A General Coding Framework for Adaptive Private Information Retrieval
By: Jinbao Zhu, Xiaohu Tang
Potential Business Impact:
Keeps secrets safe even with slow servers.
The problem of $T$-colluding private information retrieval (PIR) enables the user to retrieve one out of $M$ files from a distributed storage system with $N$ servers without revealing anything about the index of the desired file to any group of up to $T$ colluding servers. In the considered storage system, the $M$ files are stored across the $N$ distributed servers in an $X$-secure $K$-coded manner such that any group of up to $X$ colluding servers learns nothing about the files; the storage overhead at each server is reduced by a factor of $\frac{1}{K}$ compared to the total size of the files; and the files can be reconstructed from any $K+X$ servers. However, in practical scenarios, when the user retrieves the desired file from the distributed system, some servers may respond to the user very slowly or not respond at all.

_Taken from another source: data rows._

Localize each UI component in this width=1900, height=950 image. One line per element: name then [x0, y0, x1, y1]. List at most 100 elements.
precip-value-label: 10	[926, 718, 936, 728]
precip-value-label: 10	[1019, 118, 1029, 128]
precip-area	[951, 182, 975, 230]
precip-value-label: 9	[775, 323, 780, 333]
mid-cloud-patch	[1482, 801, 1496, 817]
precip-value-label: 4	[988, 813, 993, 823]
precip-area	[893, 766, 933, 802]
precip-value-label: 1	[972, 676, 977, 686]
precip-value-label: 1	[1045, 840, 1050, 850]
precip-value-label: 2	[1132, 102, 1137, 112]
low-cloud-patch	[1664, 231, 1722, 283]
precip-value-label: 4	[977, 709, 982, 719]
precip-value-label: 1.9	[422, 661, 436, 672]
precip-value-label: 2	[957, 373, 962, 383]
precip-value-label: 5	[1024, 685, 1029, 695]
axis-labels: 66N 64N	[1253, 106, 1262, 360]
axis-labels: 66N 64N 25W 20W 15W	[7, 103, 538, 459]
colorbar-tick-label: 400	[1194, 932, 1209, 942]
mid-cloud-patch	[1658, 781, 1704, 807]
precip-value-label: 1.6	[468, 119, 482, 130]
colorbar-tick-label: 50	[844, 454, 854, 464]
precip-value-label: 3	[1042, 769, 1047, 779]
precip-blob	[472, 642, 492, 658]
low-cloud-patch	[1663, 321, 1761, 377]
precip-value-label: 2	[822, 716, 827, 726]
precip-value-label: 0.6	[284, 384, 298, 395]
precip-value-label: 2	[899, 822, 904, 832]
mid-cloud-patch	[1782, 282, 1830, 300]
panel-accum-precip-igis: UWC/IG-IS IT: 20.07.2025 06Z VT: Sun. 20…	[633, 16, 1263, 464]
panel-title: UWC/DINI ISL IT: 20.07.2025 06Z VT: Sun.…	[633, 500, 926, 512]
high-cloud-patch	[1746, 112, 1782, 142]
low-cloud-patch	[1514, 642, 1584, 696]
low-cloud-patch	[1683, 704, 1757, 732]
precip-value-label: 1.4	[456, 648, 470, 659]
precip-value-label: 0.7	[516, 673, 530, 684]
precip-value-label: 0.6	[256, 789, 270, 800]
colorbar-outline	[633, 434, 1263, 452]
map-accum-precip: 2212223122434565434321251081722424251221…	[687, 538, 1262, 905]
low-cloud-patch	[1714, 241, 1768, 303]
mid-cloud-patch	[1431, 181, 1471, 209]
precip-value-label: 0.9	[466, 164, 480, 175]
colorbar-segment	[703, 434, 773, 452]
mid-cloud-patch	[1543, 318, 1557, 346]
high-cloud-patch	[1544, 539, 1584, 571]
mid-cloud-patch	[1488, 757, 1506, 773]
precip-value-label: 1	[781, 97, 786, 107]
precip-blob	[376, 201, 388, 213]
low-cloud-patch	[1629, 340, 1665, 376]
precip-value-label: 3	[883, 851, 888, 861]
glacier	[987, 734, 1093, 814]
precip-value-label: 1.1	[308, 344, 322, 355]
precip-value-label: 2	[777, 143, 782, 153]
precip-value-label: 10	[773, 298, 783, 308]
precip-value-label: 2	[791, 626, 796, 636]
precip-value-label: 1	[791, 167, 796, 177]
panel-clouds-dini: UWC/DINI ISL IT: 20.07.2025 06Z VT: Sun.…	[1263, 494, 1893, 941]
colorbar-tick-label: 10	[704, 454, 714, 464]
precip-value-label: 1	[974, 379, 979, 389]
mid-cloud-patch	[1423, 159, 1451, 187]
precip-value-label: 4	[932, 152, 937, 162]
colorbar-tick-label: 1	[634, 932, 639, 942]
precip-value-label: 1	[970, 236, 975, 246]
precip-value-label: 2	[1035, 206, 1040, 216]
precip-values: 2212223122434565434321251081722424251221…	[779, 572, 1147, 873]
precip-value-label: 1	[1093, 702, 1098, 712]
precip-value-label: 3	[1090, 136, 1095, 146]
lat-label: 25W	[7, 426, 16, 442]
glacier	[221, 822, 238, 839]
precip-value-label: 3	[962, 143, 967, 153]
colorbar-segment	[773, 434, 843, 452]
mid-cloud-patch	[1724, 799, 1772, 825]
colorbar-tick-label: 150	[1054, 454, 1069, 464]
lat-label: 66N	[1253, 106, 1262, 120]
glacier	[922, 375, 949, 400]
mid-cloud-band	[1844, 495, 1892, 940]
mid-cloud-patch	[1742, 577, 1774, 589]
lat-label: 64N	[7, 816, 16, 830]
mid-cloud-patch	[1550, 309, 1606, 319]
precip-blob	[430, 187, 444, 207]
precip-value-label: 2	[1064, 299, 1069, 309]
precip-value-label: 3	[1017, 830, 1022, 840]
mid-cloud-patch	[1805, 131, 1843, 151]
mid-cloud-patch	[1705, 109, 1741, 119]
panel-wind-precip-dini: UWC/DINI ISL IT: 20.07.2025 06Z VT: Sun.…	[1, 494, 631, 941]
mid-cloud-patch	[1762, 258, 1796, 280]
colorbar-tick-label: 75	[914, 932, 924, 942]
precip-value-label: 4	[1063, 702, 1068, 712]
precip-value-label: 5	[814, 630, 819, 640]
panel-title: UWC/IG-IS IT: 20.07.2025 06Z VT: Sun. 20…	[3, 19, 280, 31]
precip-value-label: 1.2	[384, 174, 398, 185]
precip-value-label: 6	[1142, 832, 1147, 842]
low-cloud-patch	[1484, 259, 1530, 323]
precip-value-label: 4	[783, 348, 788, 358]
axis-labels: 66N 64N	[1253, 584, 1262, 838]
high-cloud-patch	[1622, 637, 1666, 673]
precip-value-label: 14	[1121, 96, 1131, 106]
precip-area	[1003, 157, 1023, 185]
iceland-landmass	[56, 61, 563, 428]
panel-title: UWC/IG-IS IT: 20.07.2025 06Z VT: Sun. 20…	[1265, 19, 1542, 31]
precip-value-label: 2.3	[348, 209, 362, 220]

These servers are referred to as \emph{stragglers}, and particularly their identities and numbers are unknown in advance and may change over time. This paper considers the adaptive PIR problem that can be capable of tolerating the presence of a varying number of stragglers. We propose a general coding method for designing adaptive PIR schemes by introducing the concept of a \emph{feasible PIR coding framework}. We demonstrate that any \emph{feasible PIR coding framework} over a finite field $\mathbb{F}_q$ with size $q$ can be used to construct an adaptive PIR scheme that achieves a retrieval rate of $1-\frac{K+X+T-1}{N-S}$ simultaneously for all numbers of stragglers $0\leq S\leq N-(K+X+T)$ over the same finite field. Additionally, we provide an implementation of the \emph{feasible PIR coding framework}, ensuring that the adaptive PIR scheme operates over any finite field $\mathbb{F}_q$ with size $q\geq N+\max\{K, N-(K+X+T-1)\}$.